Вдова Пашкуй раньше, может, и редкой гостьей была у Юхошей, а за минувшую неделю вот уже второй раз приходит. Она и от Ферко принесла им первую весточку — ведь сам-то он, телок этакий, и словечка бы вымолвить не сумел. Уж на что Марика все лето на глазах у него была, рядом в поле работали: она на возу, он снопы подавал снизу, — а ведь ни разу не мекнул, по имени ее не назвал.

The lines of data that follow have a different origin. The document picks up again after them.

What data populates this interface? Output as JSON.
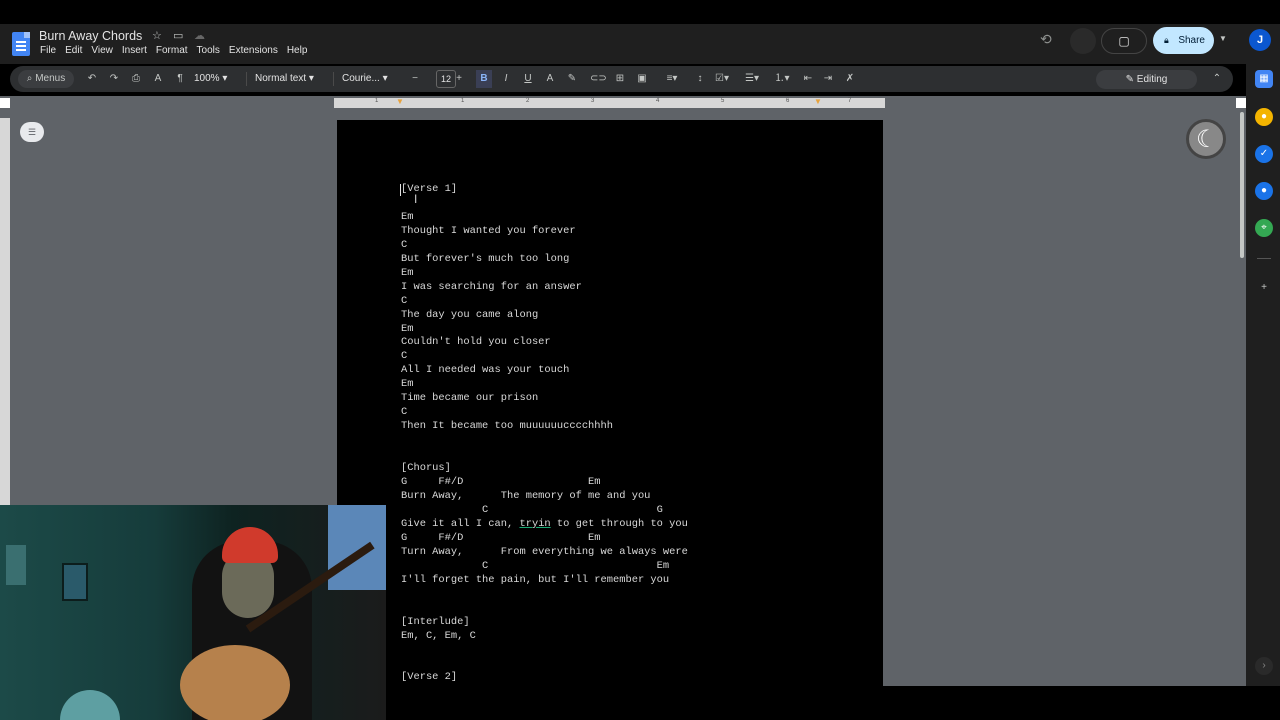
{
  "app": {
    "doc_title": "Burn Away Chords",
    "menu": [
      "File",
      "Edit",
      "View",
      "Insert",
      "Format",
      "Tools",
      "Extensions",
      "Help"
    ],
    "share_label": "Share",
    "avatar_letter": "J"
  },
  "toolbar": {
    "menus_label": "Menus",
    "zoom": "100%",
    "style": "Normal text",
    "font": "Courie...",
    "font_size": "12",
    "mode_label": "Editing"
  },
  "ruler": {
    "numbers": [
      "1",
      "1",
      "2",
      "3",
      "4",
      "5",
      "6",
      "7"
    ]
  },
  "document": {
    "lyrics": "[Verse 1]\n\nEm\nThought I wanted you forever\nC\nBut forever's much too long\nEm\nI was searching for an answer\nC\nThe day you came along\nEm\nCouldn't hold you closer\nC\nAll I needed was your touch\nEm\nTime became our prison\nC\nThen It became too muuuuuucccchhhh\n\n\n[Chorus]\nG     F#/D                    Em\nBurn Away,      The memory of me and you\n             C                           G\nGive it all I can, tryin to get through to you\nG     F#/D                    Em\nTurn Away,      From everything we always were\n             C                           Em\nI'll forget the pain, but I'll remember you\n\n\n[Interlude]\nEm, C, Em, C\n\n\n[Verse 2]"
  },
  "icons": {
    "star": "star-icon",
    "folder": "move-folder-icon",
    "cloud": "cloud-saved-icon"
  },
  "colors": {
    "share_bg": "#c2e7ff",
    "docs_blue": "#4285f4",
    "avatar_bg": "#0b57d0"
  }
}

Вот и пришлось вдове за него переговоры вести. А теперь — что еще сказать? Вроде все предусмотрела, все сделала, что можно было. Что-то новое надо бы придумать. Такое, от чего Марика не пошла бы, а побежала замуж за Ферко Тота.

— Как житье-бытье, Михай? — усаживается вдова рядом с Юхошем. На Марику она пока и не смотрит: всему свое время.

— А сижу вот… старюсь потихоньку, — говорит Юхош и для пущей важности ногой качает.

— Н-да… старимся, старимся… Ну а ты, Юлишка, как живешь-можешь?

— Спасибочки… жива, слава господу, — отвечает та умильно, хоть сама и раздосадована: стыдно ей, что в такой день кашу варит. Да еще днем, а не вечером, как порядочные люди. Сегодня пироги бы печь — ан вчера, в суете, позабыла закваску поставить.

Теперь вдова и на шкаф поглядывает, говорит:

— Выходи-ка Марика, дай на тебя взглянуть, сердечко ты мое ненаглядное…

Марике другого не остается — выходит на середину хаты. Как была, в кофте и в нижней юбке. Глаза красные, но сухие: видно, все, что было, выплакала. Улыбаясь через силу, смотрит гостье прямо в глаза.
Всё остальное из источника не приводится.